9. Il ressort des pièces du dossier que M. B, qui est entré en France de manière irrégulière et a fait l’objet d’une précédente mesure d’éloignement qui lui a été notifiée le 11 juin 2021, ne pouvait ignorer la précarité de sa situation lorsqu’il a constitué sa vie privée et familiale sur le territoire national avec une ressortissante française qu’il a épousée le 21 octobre 2023 et avec laquelle il justifie d’une vie commune depuis le 1er septembre 2022. Dans ces conditions, eu égard au caractère récent de cette relation et nonobstant la durée significative de sa présence en France, le requérant, qui, malgré son engagement avec sa conjointe dans une démarche de procréation médicalement assistée, n’a pas d’enfant à charge et ne justifie par ailleurs d’aucune insertion professionnelle notable en se bornant à produire un contrat de travail en qualité d’aide-cuisinier pour une durée de deux mois et à se prévaloir d’un projet d’ouverture d’une épicerie, n’est pas fondé, alors même que ce projet serait favorablement envisagé par les autorités municipales de la commune d’implantation, à soutenir que les décisions attaquées porteraient une atteinte disproportionnée à son droit au respect de sa vie privée et familiale, l’intéressé n’étant au demeurant pas dépourvu de toute attache familiale en Algérie, où il a vécu la majeure partie de sa vie et où résident, à tout le moins, ses parents.

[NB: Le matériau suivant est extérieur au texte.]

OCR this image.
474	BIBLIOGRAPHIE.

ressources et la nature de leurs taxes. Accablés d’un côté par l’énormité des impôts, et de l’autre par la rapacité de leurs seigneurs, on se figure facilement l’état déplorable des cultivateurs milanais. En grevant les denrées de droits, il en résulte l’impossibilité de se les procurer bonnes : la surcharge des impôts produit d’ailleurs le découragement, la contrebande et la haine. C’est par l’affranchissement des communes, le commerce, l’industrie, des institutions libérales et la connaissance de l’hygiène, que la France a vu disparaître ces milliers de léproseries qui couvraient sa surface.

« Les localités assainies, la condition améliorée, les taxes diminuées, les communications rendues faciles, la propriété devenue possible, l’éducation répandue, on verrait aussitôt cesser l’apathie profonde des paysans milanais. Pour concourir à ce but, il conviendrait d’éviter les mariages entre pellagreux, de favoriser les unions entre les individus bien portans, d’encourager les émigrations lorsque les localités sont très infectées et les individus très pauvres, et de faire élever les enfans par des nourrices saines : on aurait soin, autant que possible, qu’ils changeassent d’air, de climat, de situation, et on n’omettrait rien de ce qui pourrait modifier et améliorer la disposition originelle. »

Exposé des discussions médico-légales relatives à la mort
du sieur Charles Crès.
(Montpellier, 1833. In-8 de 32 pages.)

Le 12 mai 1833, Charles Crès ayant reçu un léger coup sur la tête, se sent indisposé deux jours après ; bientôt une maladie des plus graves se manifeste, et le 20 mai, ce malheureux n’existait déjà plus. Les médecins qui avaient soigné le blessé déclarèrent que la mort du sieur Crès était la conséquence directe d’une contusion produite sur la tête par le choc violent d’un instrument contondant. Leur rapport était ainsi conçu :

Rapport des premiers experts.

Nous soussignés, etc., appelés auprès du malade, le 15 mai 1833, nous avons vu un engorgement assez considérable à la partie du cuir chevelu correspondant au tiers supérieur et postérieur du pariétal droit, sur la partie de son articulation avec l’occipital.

10. En dernier lieu, en soutenant, à l’appui de ses conclusions tendant à l’annulation de la décision fixant le pays de destination, que le préfet de l’Aisne aurait commis une erreur manifeste d’appréciation dans l’exercice de son pouvoir de régularisation, M. B doit être regardé comme excipant de l’illégalité de la décision portant refus de titre de séjour. Toutefois, pour les mêmes motifs que ceux exposés au point précédent, le moyen ne peut qu’être écarté.
11. Il résulte de tout ce qui précède que la requête de M. B doit être rejetée, y compris ses conclusions à fin d’injonction sous astreinte et celles présentées au titre de l’article L. 761-1 du code de justice administrative.
D É C I D E :
Article 1er : L’intervention de la commune de Bourg-et-Comin n’est pas admise.
Article 2 : La requête de M. B est rejetée.
Article 3 : Le présent jugement sera notifié à M. C B, à la commune de Bourg-et-Comin et à la préfète de l’Aisne.
Délibéré après l’audience du 5 février 2025, à laquelle siégeaient :
— M. Thérain, président,
— M. Truy, premier conseiller honoraire,
— M. Harang, conseiller.
Rendu public par mise à disposition au greffe le 19 février 2025.
Le rapporteur,
signé
J. HarangLe président,
signé
S. Thérain
La greffière,
signé
S. Chatellain
La République mande et ordonne à la préfète de l’Aisne en ce qui la concerne ou à tous commissaires de justice à ce requis en ce qui concerne les voies de droit commun contre les parties privées, de pourvoir à l’exécution du présent jugement.